O preço do bitcoin pode subir para até $ 98.500, de acordo com analistas da empresa de serviços financeiros e de investimentos Wedbush Securities.
Um relatório dos analistas Gil Luria e Aron Turner, que tem sido referenciado em StreetInsider.com, tem uma visão extremamente positiva do bitcoin, sugerindo que a moeda digital tem o potencial de sacudir o espaço de pagamentos atual.
Intitulado Bitcoin: O Valor Intrínseco Como Um Canal Para Rede de Tecnologia Disruptiva De Pagamento, o relatório afirma:
"Entre outras facetas, acreditamos que o bitcoin e a tecnologia associada à ele representam uma potencial ruptura que mudará o jogo para as nossas empresas de pagamento."
Os autores argumentam ainda cryptomoeda oferece uma "alternativa poderosa para redes de marca", devido ao seu processamento descentralizado, novas funcionalidades e utilização de taxas baseadas no mercado.
O preço do bitcoin tem sido um Hot Topic desde a semana passada, com a moeda digital aumentando para os vertiginosos US$ 1165 no sábado, de acordo com theCoinDesk BPI. Em Mt. Gox, o preço superou US$ 1242, ultrapassando o preço do ouro pela primeira vez (o ouro estava em 1241 dólares por onça).
Erik Voorhees, que vendeu o site de apostas SatoshiDice por 126.315 BTC este ano, disse que isto mostrou em que "trunfo respeitável" o bitcoin está se tornando.
"Claramente, o Bitcoin não é mais só uma moeda insignificante. Ele está jogando na grande liga - valendo mais do que uma parte do Google ou da Apple, e até mesmo mais do que uma onça de ouro", disse ele na época.
O valor tem flutuado nestes últimos dias, com o preço, no momento da escrita deste artigo, pairando em torno de US$ 1071.
Sobe ou desce?
Muitas pessoas têm afirmado que o valor alto atual é meramente um aumento temporário e que em breve cairá para o mesmo nível observado em setembro e outubro (cerca de US $ 120 - $ 150), ou talvez ainda mais baixos.
Luria e Turner discordam, acreditando que o valor vai continuar a aumentar nos próximos anos. Eles disseram:
"Acreditamos que a subida dos preços do bitcoin ajudou a construir a rede, e assim, consolidando o seu valor, especialmente vis-à-vis outras moedas alternativas.
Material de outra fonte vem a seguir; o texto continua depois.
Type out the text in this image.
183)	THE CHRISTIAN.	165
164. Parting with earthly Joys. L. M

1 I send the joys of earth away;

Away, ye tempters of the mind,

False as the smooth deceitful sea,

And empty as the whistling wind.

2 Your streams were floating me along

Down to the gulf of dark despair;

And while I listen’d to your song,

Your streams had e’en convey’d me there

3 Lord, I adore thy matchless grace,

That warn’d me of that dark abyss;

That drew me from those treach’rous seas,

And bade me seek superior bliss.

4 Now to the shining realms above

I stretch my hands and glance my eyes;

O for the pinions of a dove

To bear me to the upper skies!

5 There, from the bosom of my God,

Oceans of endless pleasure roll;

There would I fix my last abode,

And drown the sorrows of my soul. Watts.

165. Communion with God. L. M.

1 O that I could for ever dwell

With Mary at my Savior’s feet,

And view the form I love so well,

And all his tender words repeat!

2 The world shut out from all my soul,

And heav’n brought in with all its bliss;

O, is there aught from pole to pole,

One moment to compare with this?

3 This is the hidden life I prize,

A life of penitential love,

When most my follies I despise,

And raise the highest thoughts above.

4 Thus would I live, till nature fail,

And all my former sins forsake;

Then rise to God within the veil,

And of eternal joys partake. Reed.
Com base neste quadro, nós postulamos que os preços atuais refletem um auge de 1% do total da demanda potencial do Bitcoin em 10 anos".
No mês passado, os gêmeos Winklevoss comentaram que eles previam um aumento de 100 vezes no preço do Bitcoin. Na época de seus comentários, o preço do bitcoin foi de US $ 343 de modo que o valor já aumentou mais de 211%.
Falando à CNBC na conferência Dealbook em Nova York, Tyler Winklevoss, que estava envolvido na criação do Facebook, disse: "Algumas pessoas definitivamente o veem [bitcoin] como um Ouro 2.0".
Os Milhões de Clamath
Ex-executivo do Facebook, Chamath Palihapitiya, também é muito otimista a respeito do bitcoin.
No final de outubro, ele revelou que possuía US$ 5 milhões no valor da moeda digital, mas disse que estava esperando para alcançar cerca de 10-15 milhões de dólares com ela. Em 29 de outubro, o preço do bitcoin foi ligeiramente inferior a US $ 200, por isso é provável que ele tinha cerca de 25.000 BTC. Essa quantidade de bitcoins agora vale mais de US $ 26 milhões, por isso parece que Palihapitiya conseguiu o que desejava e um pouco mais.
Em maio, ele escreveu um artigo para a Bloomberg afirmando que o Bitcoin pode se tornar uma "versão melhorada" do ouro, ou mesmo um substituto para o metal precioso. Com todo o ouro do mundo totalizando aproximadamente US $ 8 trilhões, Palihapitiya disse que se o bitcoin substituisse o ouro como reserva de valor cada bitcoin custaria quase $ 400.000, uma vez que todos os 21 milhões de bitcoins fossem minados (US $ 8 trilhões/21milhões BTC).
"Se o Bitcoin se tornar algo maior - uma moeda de reserva útil, então cuidado: Seu valor será muito superior $ 400.000", escreveu ele, acrescentando:
"Eu pessoalmente acho que o Bitcoin já é superior ao ouro. O seu papel como moeda ainda está para ser determinado, mas ao longo da próxima década, ser o Ouro 2.0 será suficiente, considerando que isso representaria um retorno de mais de 3.000 vezes".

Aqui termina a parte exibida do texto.